A utilização da ironia como forma de
moderar ou estancar o sentimentalismo.
***
·
[Descrição] A sua técnica descritiva, muito visual e
realista, está ao serviço da sua constante busca da expressão clara, objetiva e
concreta: a perfeição formal.
·
[Prosaísmo ou objetividade] Certo prosaísmo lírico, uma poesia
“realista”: descrições aparentemente pouco poéticas, pois o Poeta procura
explorar a notação
objetiva das graças e dos desagrados da vida da cidade ou a
grande vitalidade da paisagem
campestre.
·
[Narração] Os seus poemas
geralmente apresentam uma estrutura
narrativa, em que
encontramos ações protagonizadas por
figuras ou personagens (por ex., nos
poemas: “Cristalizações”, “Deslumbramentos”, “Num
bairro moderno”), em que estas são percepcionadas por um eu lírico (narrador) caminhante
ou viajante (por ex., em “O sentimento dum ocidental”). Neste caso, estamos
perante uma poesia deambulatória,
itinerante (como em Bernardo Soares, o semi-heterónimo pessoano): a
exploração do espaço é feita através de sucessivas deambulações, numa
perspetiva de câmara de filmar em que se vão fixando/captando vários planos. Esse
olhar itinerante e fragmentário, que reflete e expressa o passeio pela cidade,
é geralmente situado num espaço e
num tempo precisos.
·
Transfiguração da realidade: embora seja um
poeta do real quotidiano, realidade que o inspira e o inquieta, Cesário tem
momentos de fuga imaginativa, aproximando-se do impressionismo poético.
·
[Pintura – "pinto quadros por
letras, por sinais", Cesário Verde.] Pintor-poeta, concretiza a realidade
através do uso frequente de substantivos
dispostos em adição (através da enumeração), mas sobretudo através do recurso a
uma adjetivação abundante e expressiva (através da dupla
e tripla adjetivação), ambos os recursos ao serviço de uma composição poética
próxima do pictórico (por ex., “De tarde”).

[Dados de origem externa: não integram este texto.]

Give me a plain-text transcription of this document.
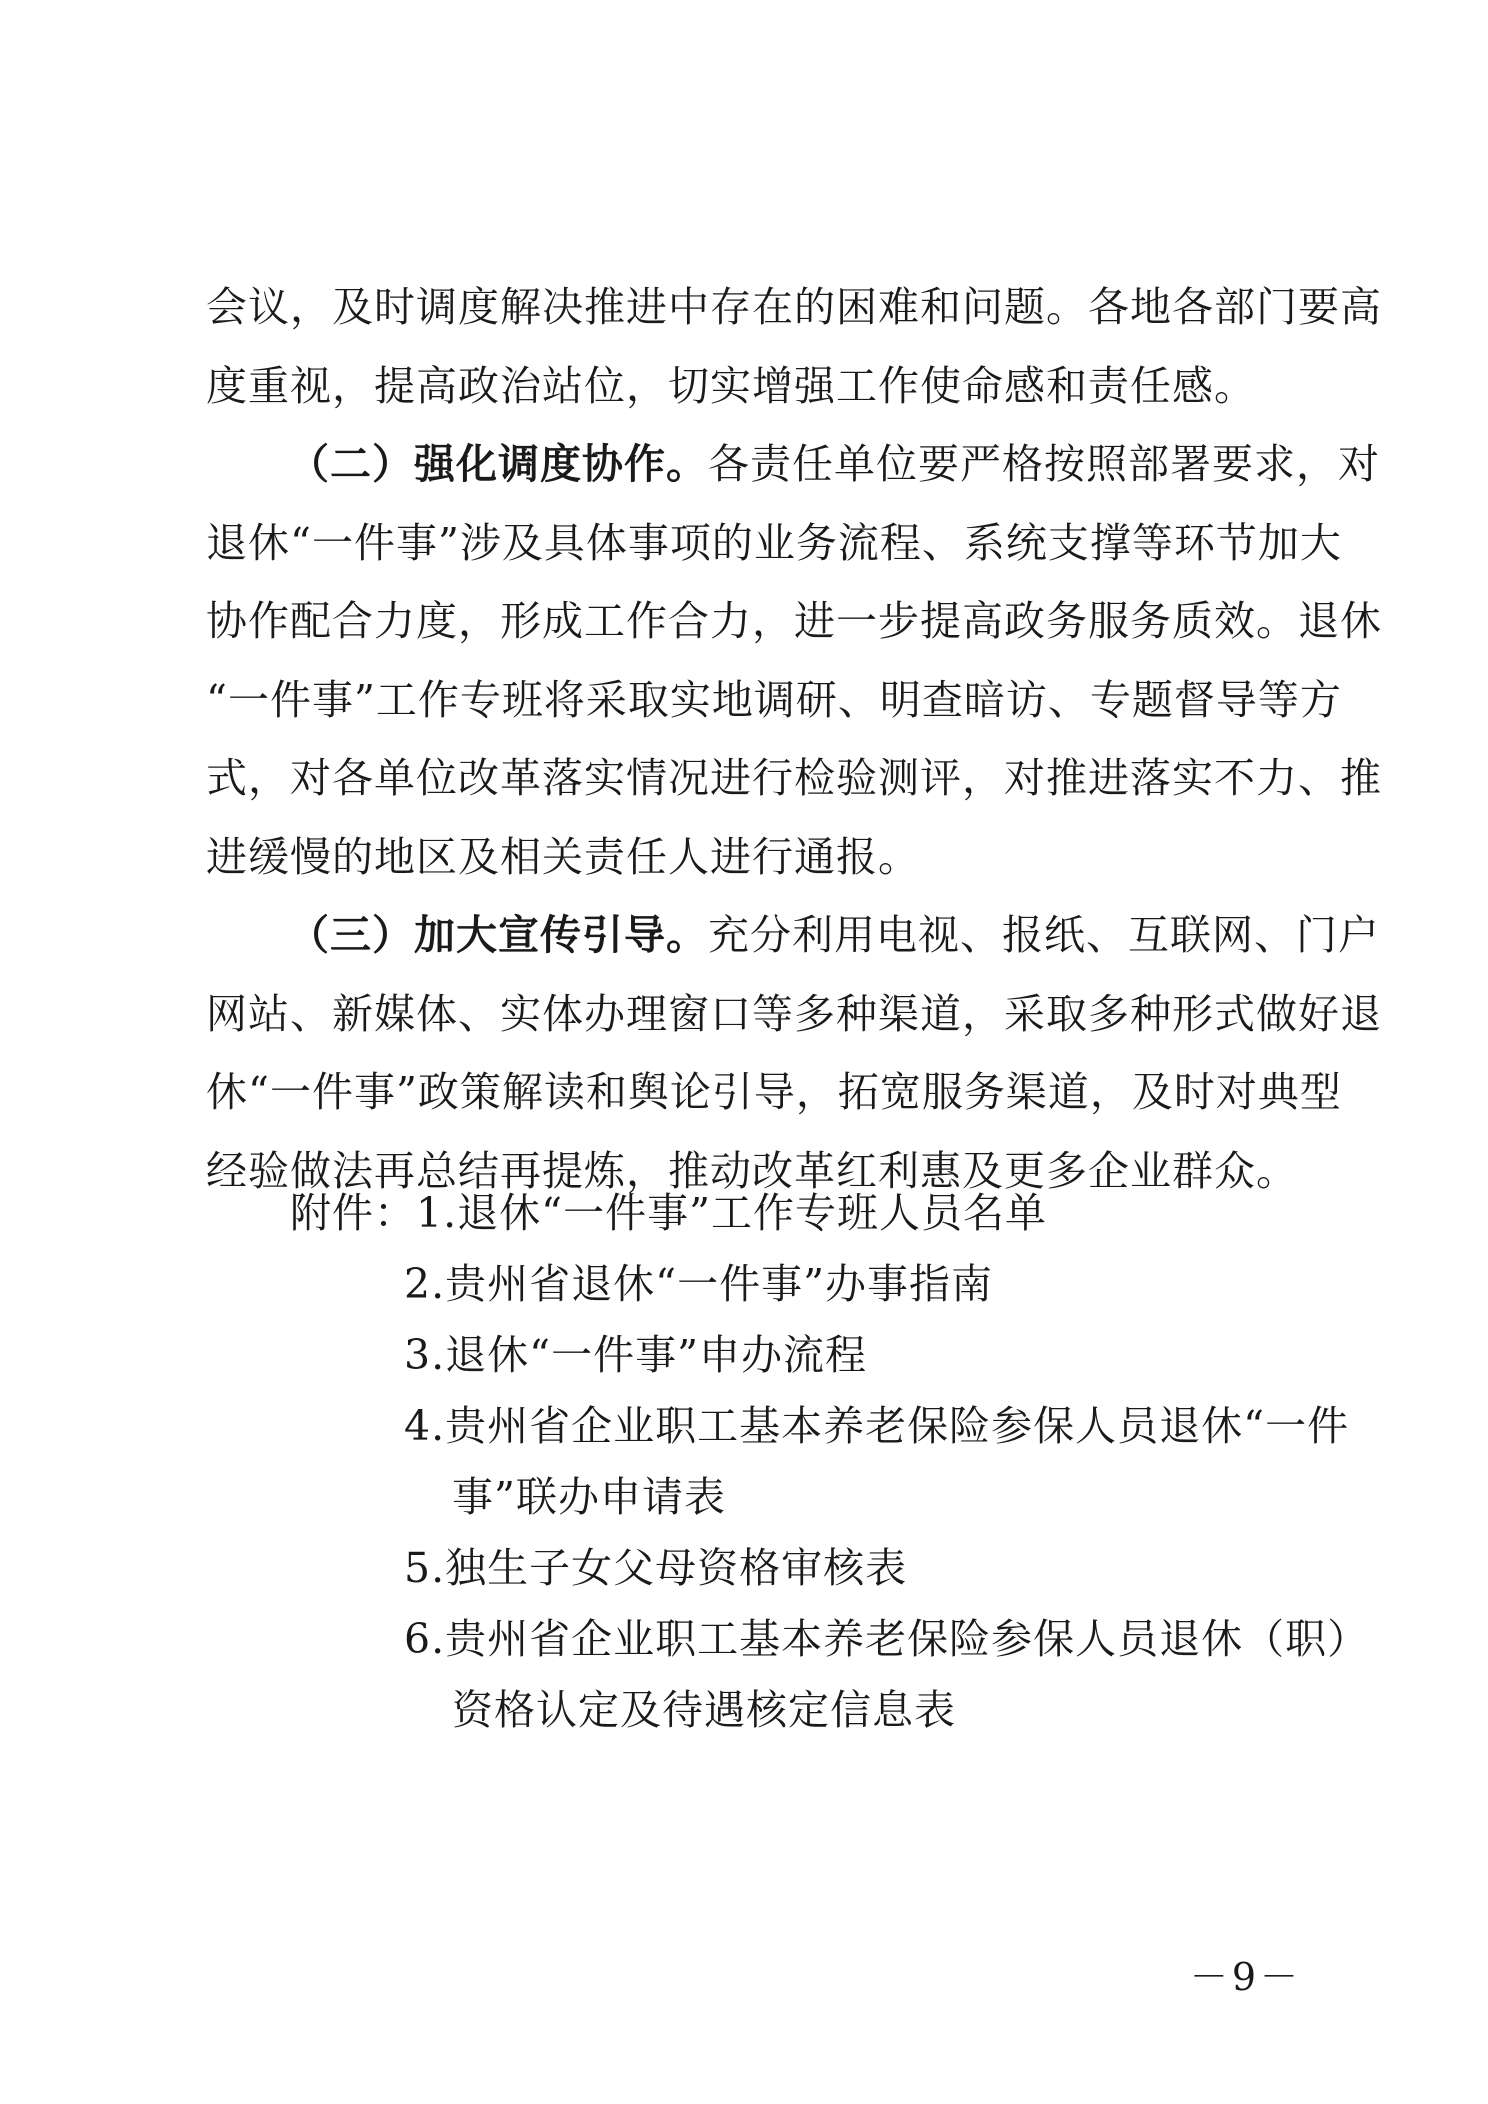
会议，及时调度解决推进中存在的困难和问题。各地各部门要高
度重视，提高政治站位，切实增强工作使命感和责任感。
（二）强化调度协作。各责任单位要严格按照部署要求，对
退休“一件事”涉及具体事项的业务流程、系统支撑等环节加大
协作配合力度，形成工作合力，进一步提高政务服务质效。退休
“一件事”工作专班将采取实地调研、明查暗访、专题督导等方
式，对各单位改革落实情况进行检验测评，对推进落实不力、推
进缓慢的地区及相关责任人进行通报。
（三）加大宣传引导。充分利用电视、报纸、互联网、门户
网站、新媒体、实体办理窗口等多种渠道，采取多种形式做好退
休“一件事”政策解读和舆论引导，拓宽服务渠道，及时对典型
经验做法再总结再提炼，推动改革红利惠及更多企业群众。
附件：1.退休“一件事”工作专班人员名单
2.贵州省退休“一件事”办事指南
3.退休“一件事”申办流程
4.贵州省企业职工基本养老保险参保人员退休“一件
事”联办申请表
5.独生子女父母资格审核表
6.贵州省企业职工基本养老保险参保人员退休（职）
资格认定及待遇核定信息表
－9－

Ainda nesta aproximação entre os
poemas e a pintura, nota-se o contraste luz/sombra: jogo lúdico de
luz (natural, artificial ou emanada do objeto/ser observado) em que as imagens
poéticas (de cintilações) valorizam e recriam a realidade ou a revelam no seu
esplendor (por ex., no poema « O sentimento dum ocidental»).